Continuous oversight plays an important role in tempo. The principle of tempo is only effective if leadership is regularly visible and stressing the importance of enterprise security as envisioned in the action plan. By leading from the front and pushing decision-making to lower levels, the tempo of a response will increase. Decentralized decision-making eliminates excessive debate, and the maneuver warfare practitioner is able to seize the initiative.

In seizing the initiative, a superior state of preparedness for the countermove and a position of relative advantage are assured, resulting in an enhanced ability to predict and prepare for the adversary’s next move.

Improving Observation Skills

Situational awareness training prioritizes attention focus upon the various threat risks potentially encountered. Subsequently, recognition of and response to risk gravitates towards a desired trained result.

Situational awareness training strategies should be diverse, dynamic and practical. Consideration should be extended towards tapping into resources that possess both direct and tangent relationships with the training audience.

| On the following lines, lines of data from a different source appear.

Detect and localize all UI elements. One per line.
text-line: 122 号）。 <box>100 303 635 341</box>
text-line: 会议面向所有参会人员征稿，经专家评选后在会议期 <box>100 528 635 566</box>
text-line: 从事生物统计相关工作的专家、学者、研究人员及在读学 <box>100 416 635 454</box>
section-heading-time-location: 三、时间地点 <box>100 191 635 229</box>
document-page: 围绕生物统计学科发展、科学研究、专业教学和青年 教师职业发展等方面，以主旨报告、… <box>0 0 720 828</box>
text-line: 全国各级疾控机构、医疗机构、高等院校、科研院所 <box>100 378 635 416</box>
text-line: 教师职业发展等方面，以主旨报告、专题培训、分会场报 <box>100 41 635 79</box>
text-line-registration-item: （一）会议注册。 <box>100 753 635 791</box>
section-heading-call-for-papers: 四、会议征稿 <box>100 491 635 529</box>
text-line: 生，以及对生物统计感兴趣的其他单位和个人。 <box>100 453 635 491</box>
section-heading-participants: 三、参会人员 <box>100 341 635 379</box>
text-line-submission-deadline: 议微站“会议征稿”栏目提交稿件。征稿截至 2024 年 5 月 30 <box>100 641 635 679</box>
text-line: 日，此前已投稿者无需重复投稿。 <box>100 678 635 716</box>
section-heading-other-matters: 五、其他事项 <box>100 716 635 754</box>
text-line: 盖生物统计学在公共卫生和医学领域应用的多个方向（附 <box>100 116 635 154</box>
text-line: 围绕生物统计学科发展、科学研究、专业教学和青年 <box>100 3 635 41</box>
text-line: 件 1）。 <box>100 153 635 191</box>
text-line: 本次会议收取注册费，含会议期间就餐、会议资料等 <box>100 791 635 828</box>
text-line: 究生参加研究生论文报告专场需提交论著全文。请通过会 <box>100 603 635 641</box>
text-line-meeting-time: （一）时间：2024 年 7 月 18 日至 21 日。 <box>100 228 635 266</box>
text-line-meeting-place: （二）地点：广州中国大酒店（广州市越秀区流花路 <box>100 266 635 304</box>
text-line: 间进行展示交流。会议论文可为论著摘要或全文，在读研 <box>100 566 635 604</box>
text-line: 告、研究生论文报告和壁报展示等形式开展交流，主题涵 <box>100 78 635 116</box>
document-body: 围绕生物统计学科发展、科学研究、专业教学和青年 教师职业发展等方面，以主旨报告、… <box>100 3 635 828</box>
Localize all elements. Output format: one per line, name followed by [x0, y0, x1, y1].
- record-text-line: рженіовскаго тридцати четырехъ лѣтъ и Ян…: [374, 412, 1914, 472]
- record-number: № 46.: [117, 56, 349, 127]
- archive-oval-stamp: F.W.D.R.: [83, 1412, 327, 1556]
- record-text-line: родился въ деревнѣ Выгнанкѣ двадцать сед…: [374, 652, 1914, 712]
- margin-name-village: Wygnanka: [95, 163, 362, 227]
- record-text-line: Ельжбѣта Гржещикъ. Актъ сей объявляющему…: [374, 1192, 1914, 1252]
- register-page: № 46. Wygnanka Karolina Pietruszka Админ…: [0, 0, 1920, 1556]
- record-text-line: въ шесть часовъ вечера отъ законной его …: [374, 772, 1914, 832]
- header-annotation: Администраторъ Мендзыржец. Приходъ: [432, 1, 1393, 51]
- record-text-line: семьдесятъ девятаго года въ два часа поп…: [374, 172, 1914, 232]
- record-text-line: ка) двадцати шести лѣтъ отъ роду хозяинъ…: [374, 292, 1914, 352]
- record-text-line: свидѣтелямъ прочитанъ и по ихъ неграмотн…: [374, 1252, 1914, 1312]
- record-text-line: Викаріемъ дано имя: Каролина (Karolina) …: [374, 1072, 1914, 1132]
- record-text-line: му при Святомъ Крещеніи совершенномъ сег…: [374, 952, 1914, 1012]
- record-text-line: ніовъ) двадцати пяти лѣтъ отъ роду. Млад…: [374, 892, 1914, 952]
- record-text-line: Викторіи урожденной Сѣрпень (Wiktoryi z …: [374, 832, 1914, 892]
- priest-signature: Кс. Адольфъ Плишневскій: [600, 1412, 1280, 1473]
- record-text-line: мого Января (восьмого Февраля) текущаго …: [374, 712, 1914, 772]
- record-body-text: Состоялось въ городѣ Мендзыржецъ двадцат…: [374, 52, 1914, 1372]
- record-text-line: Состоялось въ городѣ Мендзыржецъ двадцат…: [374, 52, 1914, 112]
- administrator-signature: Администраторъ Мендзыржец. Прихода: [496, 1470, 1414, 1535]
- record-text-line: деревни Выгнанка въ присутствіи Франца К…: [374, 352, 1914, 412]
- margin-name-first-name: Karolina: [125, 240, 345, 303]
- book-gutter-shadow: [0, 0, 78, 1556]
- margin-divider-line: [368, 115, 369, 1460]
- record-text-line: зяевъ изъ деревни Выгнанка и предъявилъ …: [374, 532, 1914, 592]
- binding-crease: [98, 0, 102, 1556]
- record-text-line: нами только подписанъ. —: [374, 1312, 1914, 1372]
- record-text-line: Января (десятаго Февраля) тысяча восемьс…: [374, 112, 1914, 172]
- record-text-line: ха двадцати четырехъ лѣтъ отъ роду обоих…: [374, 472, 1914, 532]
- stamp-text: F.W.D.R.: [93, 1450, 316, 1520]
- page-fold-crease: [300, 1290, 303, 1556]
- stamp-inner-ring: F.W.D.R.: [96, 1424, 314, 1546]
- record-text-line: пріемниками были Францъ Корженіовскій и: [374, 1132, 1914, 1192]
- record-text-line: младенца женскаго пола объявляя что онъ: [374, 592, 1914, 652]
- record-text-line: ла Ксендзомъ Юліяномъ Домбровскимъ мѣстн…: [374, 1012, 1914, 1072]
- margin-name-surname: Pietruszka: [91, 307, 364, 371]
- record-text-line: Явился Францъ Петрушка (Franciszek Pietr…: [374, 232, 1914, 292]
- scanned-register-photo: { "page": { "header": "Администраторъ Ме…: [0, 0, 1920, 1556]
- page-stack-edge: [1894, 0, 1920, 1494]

This enhances training effectiveness and encourages a shared notion that what is everybody’s business – security – is everybody’s responsibility.

A goal of training must be improving the cognitive ability of employees relative to security. Deliberate practice is an invaluable tool for improving cognitive abilities and the performance in decision making.

Deliberate Practice

In order to improve situational awareness, both the individual’s and the organization’s collective cognitive abilities must be improved. That improvement is subject to the organization no longer being content to operate in its comfort zone but instead consistently operating in the learning zone where deliberate practice targeting improved performance is exercised.

Deliberate practice is the prefect venue for the simulation of the environment of disorder that often leads to emotionally charged and unsound decisions due to a lack of preparation and experience.

Incremental Effort and Improvement is the Way Forward

No degree of technological development or scientific calculation will overcome the human dimension. Situational awareness has always been a keystone to organizational readiness. Much like a soldier, the focus of the discipline is on equipping the person with the situational awareness needed to limit the mistakes that are certain to occur.  

As cybercriminals continue to become more sophisticated and the threat perimeter expands, situational awareness has become even more critical to a cyber defense equipped to make rapid decisions in a growing environment of chaos and uncertainty!

Improving situational awareness requires commitment to the effort and that effort can sometimes appear daunting. However, what is more daunting is the effort, expense and reputational damage associated with the public disclosure of a breach caused by the failure to detect anomalous behavior that might have been detected early by improved situational awareness.


[i] In The Art of War by Sun Tzu, one of the five elements of the framework is “Conditions”: things that will always

exist in the operational environment but cannot be controlled by either force. Such is the case of the four Human and Environmental factors. However, as with any “Condition,” the relationship to that which cannot be controlled can be adjusted such that favorable opportunities become available.